たまたまスレで目に付いただけなのだが、そのうp人のファイルが存在するだけで許せなくなった。
自分があぼーん設定して落とさなければ幸せになれるのに、URLが貼られるたびにスレにはこう書き綴った。
「mofuとかイラネ。マジでカンベン」
他に需要があることも分かってはいたが、そんな他人の事情などどうでも良かった。
文句をスレに書き続ける内に、自分が何をされたわけでもないのに、そのmofuを段々と憎み始めた。
一ヶ月後には、最早、自分はmofuの被害者だと思うようにまでなった。
コメント、職人選択、使用ロダ、うp速度、なんでも難癖を付けて罵倒を昼夜問わずスレに書き殴った。
話をしたこともないのに、mofuの架空の人格を設定して叩いてみた。
エンコの知識もないのに適当に検索したサイトの文字をコピペして、言葉の意味は分からないが画質批評をしてみた。
糞コテ一覧表も作った。もちろんmofuは最低ランクだ。
自分がベテランエンコ評論家みたいな気分になった。
見えない敵と常に戦う自分の姿は端から見ても酷く滑稽なものだったが、別に気にもならなかった。
なによりも溜まっていたストレスの解消になった。
自分の粘着行為を諫める擁護のカキコもたまにはあったが、mofuの自演乙とレスを付けた。
ついでにスレを荒らしているのはmofuで、他のうp人も叩いていると書き加えるのも忘れなかった。
良心の呵責も無かったとは言えないが、そんなときは俺がmofuを叩いて鍛えてやっているんだと自分に言い聞かせた。
自分のしていることは、全てが犯罪者への正義の鉄槌だった。
しめたことに、自分の働きに影響されてか、暫くしてスレ全体がmofuを悪く叩く大きな流れになった。
先に叩き始めた自分が誇らしかった。自分は偉大な先駆者だ。
思い切ってmofu専用中傷スレを建ててみた。
難民板で個人スレを建てるのはローカルルール違反だが、何故だか絶対に削除はされない。
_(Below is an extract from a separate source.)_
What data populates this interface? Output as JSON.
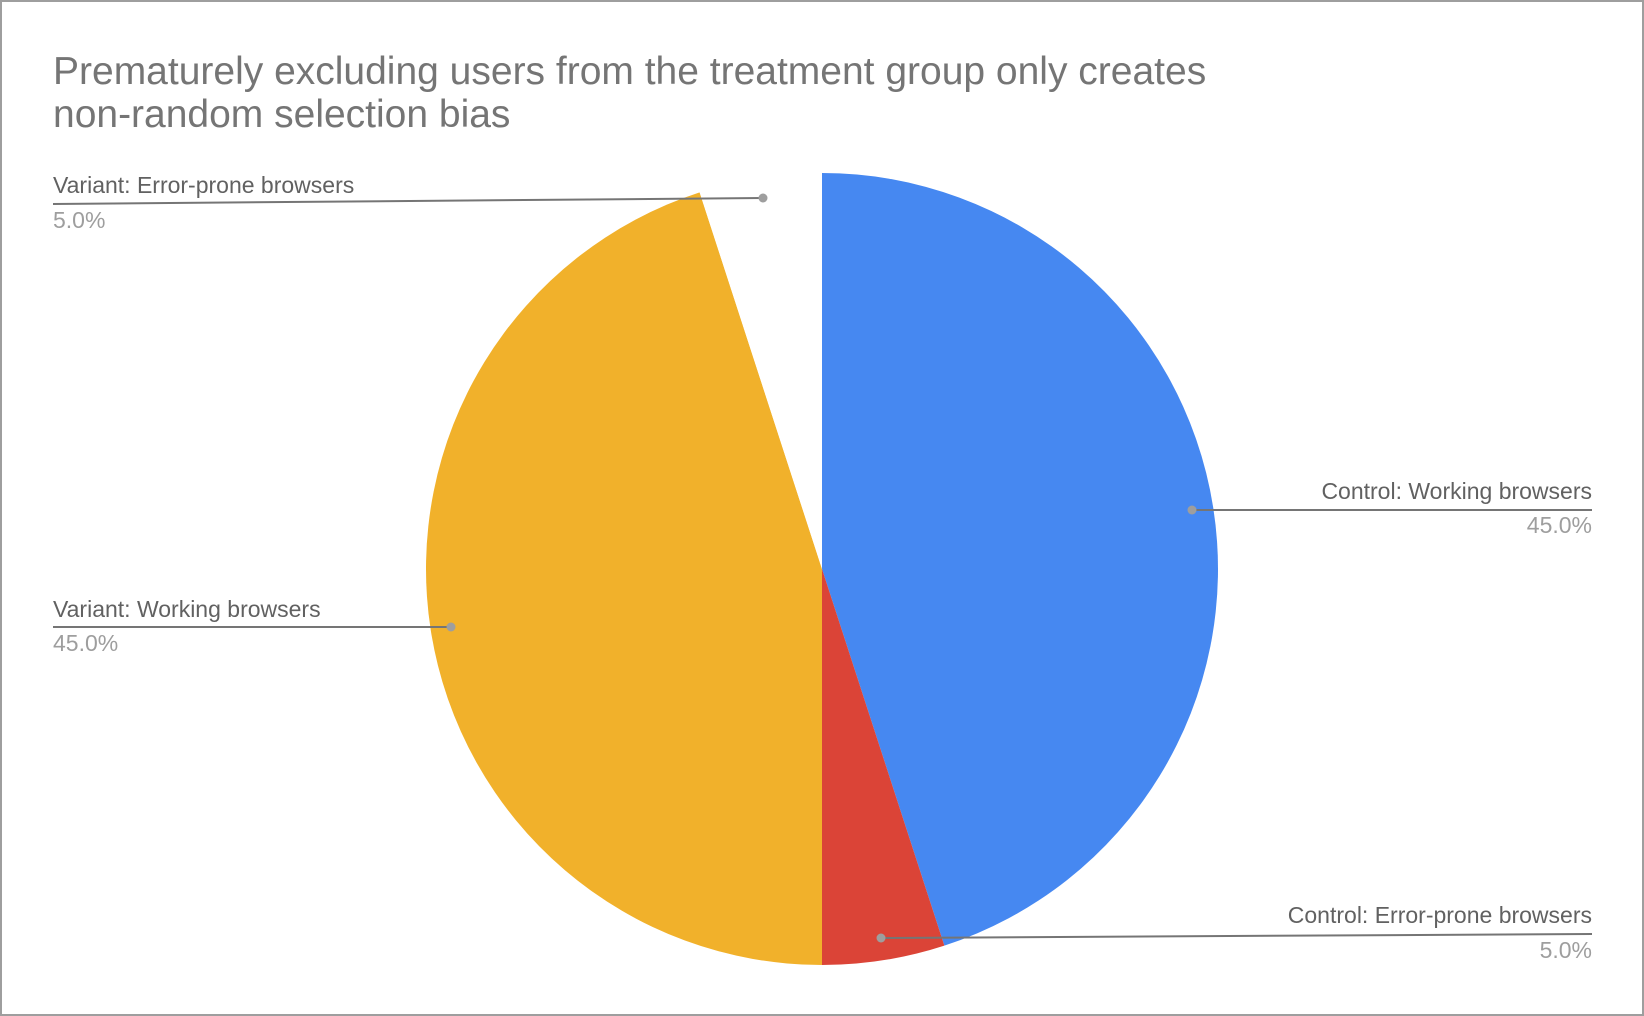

大歓迎された。自分以外にも連日たくさんの書き込みがあった。
特に多くレスを付けた日は、串を刺し業者さん達いつも乙ですと書いて自分への批判の矛先をかわした。
いつもこの世界の中心には自分がいた。
自分の人生で初めて訪れた、本当に楽しい日々だった。
やがて、mofuの新作ファイルは全く流れなくなった。
ある日、スレにmofuの流したと思われるテキストの内容が貼られた。
「引退します」
なんという、かつて味わったことのない達成感なのだろう。
自分が巨悪を退治してやったのだ。
仕上げにmofuの引退記念葬儀スレをそっと建てとどめを刺しておいた。
その日の晩、母親が部屋まで運んできてくれた飯は、いつもより確実に旨かった。
突然、とある一部上場の大企業から自分をスカウトしたいという電話があった。
mofuを引退させたことが目に留まり大きく評価されたのだ。
二つ返事で引き受けた。その企業の役員として迎えられた。
大勢の部下を引き連れ、経験を活かして難しい仕事を次々とこなしていく自分。
年収は手取りで五千万円を超えた。
可愛い超有名若手アイドル声優(あーや)の彼女も出来た。
その年のクリスマスイブの晩、ライブを抜け出した彼女の処女を戴いたのは勿論、自分で100人目だった。
ふと、目が覚めた。夜中だ。
ああ、全部夢だったのか……
何故か中学生の頃を思い出した。
自分が自室に引き籠もる原因になった、二十数年前の忌まわしい事件を。
あの日の自習時間中、DQN共に殴られ脅されて、女子達も見ている前で教室で泣きながら全裸ストリップショーをやらされた。
「チンコ手で隠すな、白ブタ!」「もっと尻を振れ!」「ケツ穴見せろ、キモデブ!」
片思いのあの娘が、半ば肉に埋没した自分の小さな男性器を、気持ち悪そうな表情でじっと見つめていた。
最後はオナニーすることまで命じられて、大勢のクラスメイトの軽蔑の視線と嘲笑の中で惨めに射精した。
忘れたかった過去……自分がmofuに行ったことは、あのときのDQNと同じだったのではないか。
それに気が付くと、止めどなく反省の涙が流れてきた。
自分のしたことが堪らなく恥ずかしくなった。
明日こそは医者へ行こう。年金暮らしなのに自分を養ってくれる両親に感謝しよう。
そう誓って再び眠りについた。
翌朝、目が覚めたら、そんなことは忘れていた。
母親が運んできた朝飯を食い終えると、専ブラを立ち上げいつものスレを開いて、次のターゲットを探し始めた。